Dopo la costruzione a mano, il passo successivo era inevitabile: il tornio.
Sono tornato da Sigrid Ceramics, sempre nel quartiere delle Fornaci a Roma, ma questa volta con una nuova guida. Il maestro era Paolo (Potsoul): paziente, chiaro, generoso nello spiegare. Non solo il come, ma anche il perché. Correggeva gli errori con calma, dava consigli sull’arte ceramica, sui materiali, sugli strumenti, e soprattutto sul modo giusto di stare davanti al tornio.
Si parte dalle basi, come è giusto che sia.
Prima ancora di accendere il tornio impariamo a impastare l’argilla, a sentirla, a renderla omogenea. Poi arriva uno dei momenti più delicati: centrare l’argilla. Un gesto che sembra semplice, ma che richiede presenza, forza misurata e ascolto. Se non c’è centro, non c’è forma.
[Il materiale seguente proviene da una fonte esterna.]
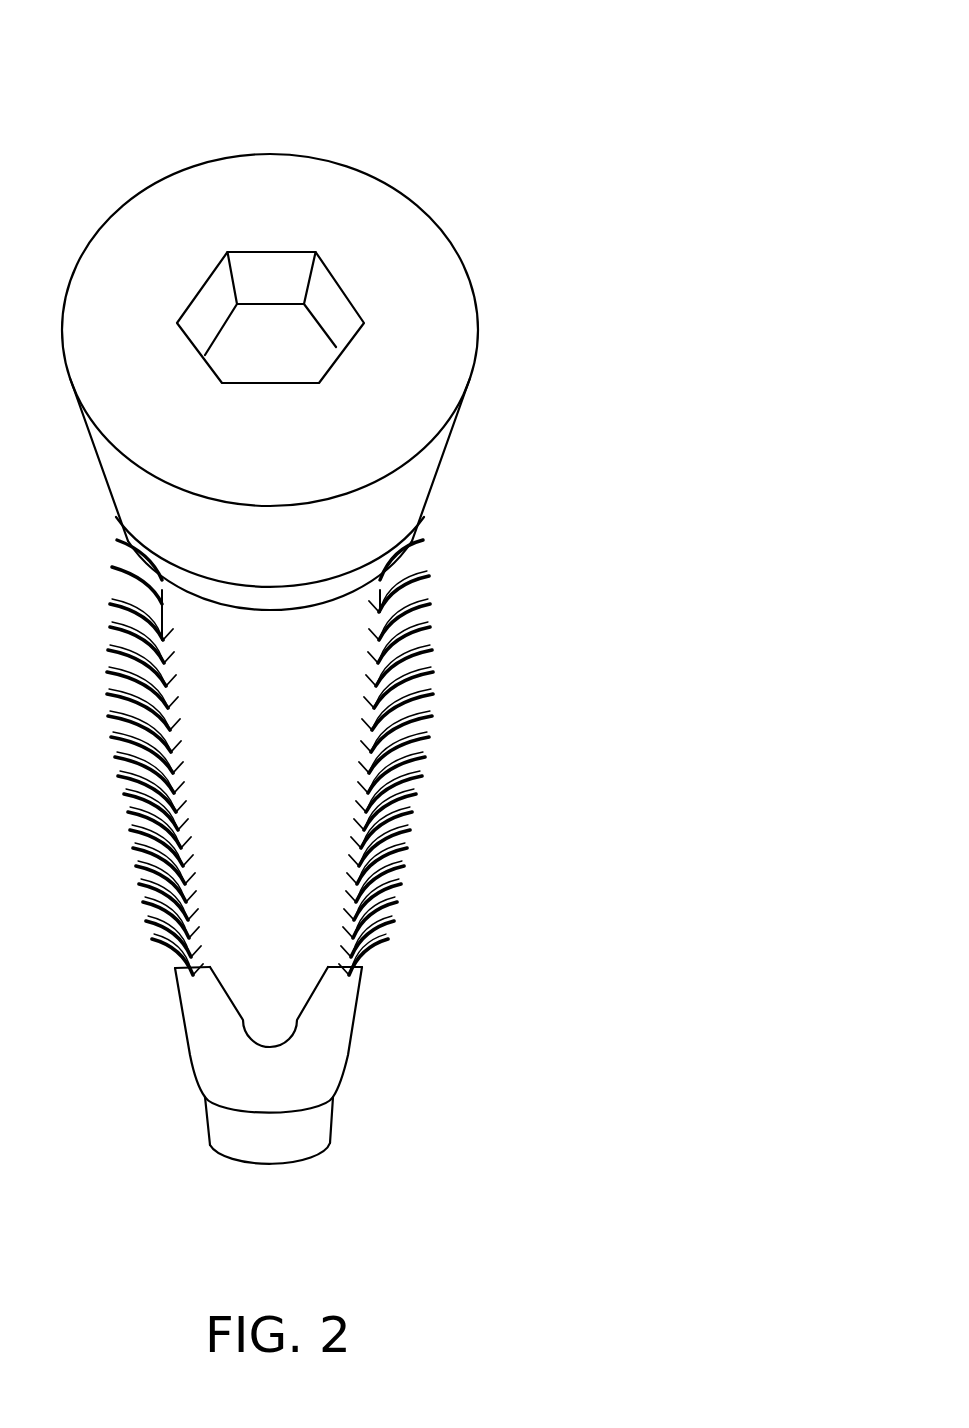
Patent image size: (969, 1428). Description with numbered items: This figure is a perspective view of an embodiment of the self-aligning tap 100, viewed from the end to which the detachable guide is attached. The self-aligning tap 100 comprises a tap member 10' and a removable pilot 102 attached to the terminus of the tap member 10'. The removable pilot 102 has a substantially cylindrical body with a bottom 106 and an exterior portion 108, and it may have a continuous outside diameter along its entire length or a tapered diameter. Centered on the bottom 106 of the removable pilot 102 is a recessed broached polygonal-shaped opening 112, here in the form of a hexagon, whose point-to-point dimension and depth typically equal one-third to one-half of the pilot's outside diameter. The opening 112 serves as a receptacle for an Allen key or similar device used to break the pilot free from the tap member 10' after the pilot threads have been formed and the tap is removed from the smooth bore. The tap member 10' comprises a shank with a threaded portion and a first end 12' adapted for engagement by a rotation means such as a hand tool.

The self-aligning tap 100 is at (374, 586).
The removable pilot 102 is at (371, 315).
The bottom 106 is at (250, 172).
The exterior portion 108 is at (429, 478).
The recessed broached polygonal-shaped opening 112 is at (298, 303).
The tap member 10' is at (397, 757).
The first end 12' is at (342, 1065).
Da lì iniziamo a costruire le fondamenta.
Le forme base, affrontate con metodo e tecnica, pensate non come oggetti finali ma come esercizi necessari per tutto quello che verrà dopo. Il primo grande protagonista è il cilindro: apparentemente banale, in realtà difficilissimo. È lì che si impara davvero a tirare su le pareti, a controllare lo spessore, a lavorare in verticale.
Poi arrivano i piatti piani, i piatti fondi, e successivamente le bowl.
Ogni nuova forma è una sfida diversa: cambiano i gesti, cambiano le pressioni, cambia il modo in cui l’argilla risponde. Verso la fine iniziamo a lavorare su bowl sempre più tonde, quasi chiuse, che sembrano voler tornare a essere sfere. Oggetti che chiedono delicatezza e decisione allo stesso tempo.
A ogni lezione c’è un rituale che si ripete.
Prima di iniziare a tornire, rifiniamo i pezzi della volta precedente con mirette e lame di vario tipo. È un momento silenzioso, preciso, dove si impara a togliere più che ad aggiungere. Anche questo fa parte del processo.
L’ultima lezione al tornio è stata forse la più intensa.
Una sfida: creare un pezzo bendati. Dalla centratura, al tiraggio delle pareti, fino alla forma finale. All’inizio incredulità, poi panico. Il pezzo stava per collassare, lo sentivo cedere. Eppure, togliendo la vista, gli altri sensi si sono fatti più acuti. Soprattutto il tatto, e in parte l’udito. In qualche modo l’ho salvato. Quando ho tolto la benda ed ho visto cosa ero riuscito a creare, sono rimasto sinceramente sconvolto.
Il corso si chiude con la fase finale: smaltare tutti i manufatti e poi infornare.
L’attesa è carica di curiosità e timore, come sempre. Ma quando i pezzi escono dal forno, il risultato lascia tutti a bocca aperta. Oggetti nati da tentativi, errori, mani sporche e concentrazione profonda.



















La voglia è una sola: iniziare il corso intermedio il prima possibile.
L’argilla è ancora umida.
Le intenzioni sono sempre più chiare.